Ils étaient petits, tout petits… un rien exquis de laine bleue et blanche brodé de soie et noué d’un ruban. Certes, les plus mignons des anges-bébés qui jouent autour des glorieuses Vierges, sur des nuages dans les très anciens tableaux, n’auraient pu loger leurs pieds divins, si frêles, dans ces chaussons bijoux. Et d’ailleurs, pourquoi les chérubins du ciel auraient-ils besoin de chaussons, eux qui planent dans l’azur éternellement tiède ? C’est bon pour nos chérubins à nous, pauvres exilés sans ailes, d’enfouir sous la laine tricotée par les mères leurs pieds frileux, glacés au contact de l’air terrestre. La jeune femme qui nouait les rubans en si belle rosette le savait bien dans sa tendresse prévoyante ; et le père aussi fier qu’ému, l’approuvait du regard assis près d’elle, sous les lilas mauves du jardin.

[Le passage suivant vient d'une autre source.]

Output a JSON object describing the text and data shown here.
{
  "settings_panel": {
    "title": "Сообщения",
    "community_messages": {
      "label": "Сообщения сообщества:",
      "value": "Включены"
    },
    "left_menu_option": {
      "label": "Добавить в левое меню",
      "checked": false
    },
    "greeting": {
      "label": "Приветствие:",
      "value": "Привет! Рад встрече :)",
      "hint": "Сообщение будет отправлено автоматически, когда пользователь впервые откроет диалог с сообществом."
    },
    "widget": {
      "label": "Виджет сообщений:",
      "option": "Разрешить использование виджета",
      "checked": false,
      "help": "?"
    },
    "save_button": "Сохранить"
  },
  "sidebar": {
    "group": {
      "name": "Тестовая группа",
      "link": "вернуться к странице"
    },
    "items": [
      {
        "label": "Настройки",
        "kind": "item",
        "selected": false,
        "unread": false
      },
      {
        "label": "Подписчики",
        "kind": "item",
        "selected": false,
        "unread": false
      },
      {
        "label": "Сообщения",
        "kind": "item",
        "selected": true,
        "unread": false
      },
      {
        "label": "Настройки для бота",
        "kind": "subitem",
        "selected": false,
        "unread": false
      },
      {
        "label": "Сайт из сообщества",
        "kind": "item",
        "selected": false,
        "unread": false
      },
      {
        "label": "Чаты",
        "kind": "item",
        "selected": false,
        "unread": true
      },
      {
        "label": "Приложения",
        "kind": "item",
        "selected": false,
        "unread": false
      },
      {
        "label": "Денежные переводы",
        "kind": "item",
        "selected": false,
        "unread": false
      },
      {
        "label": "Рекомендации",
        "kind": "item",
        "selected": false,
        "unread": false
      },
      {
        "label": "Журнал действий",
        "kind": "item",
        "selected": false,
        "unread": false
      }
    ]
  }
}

C’était un très jeune et très nouveau ménage, un ménage d’oiseaux, hier en plein étourdissement de bonheur, éperdu, oublieux, enivré d’aimer et de vivre — plus grave et plus tendre aujourd’hui, préparant le nid des futures couvées.

Ils s’aimaient… oui, ils s’aimaient bien. De leur existence ancienne rien dans leur mémoire ne survivait. Ils s’étaient rencontrés un soir de fête, ils s’étaient épousés un jour de soleil ; longtemps, ils avaient promené leur jeune idylle en des régions merveilleuses où la mer bleue frissonne et chante sur des sables d’or. Ces quelques mois étaient toute leur vie : l’avant n’existait pas… l’après… qu’importe ? Une brume lumineuse était sur le passé, sur l’avenir, sur le reste du monde.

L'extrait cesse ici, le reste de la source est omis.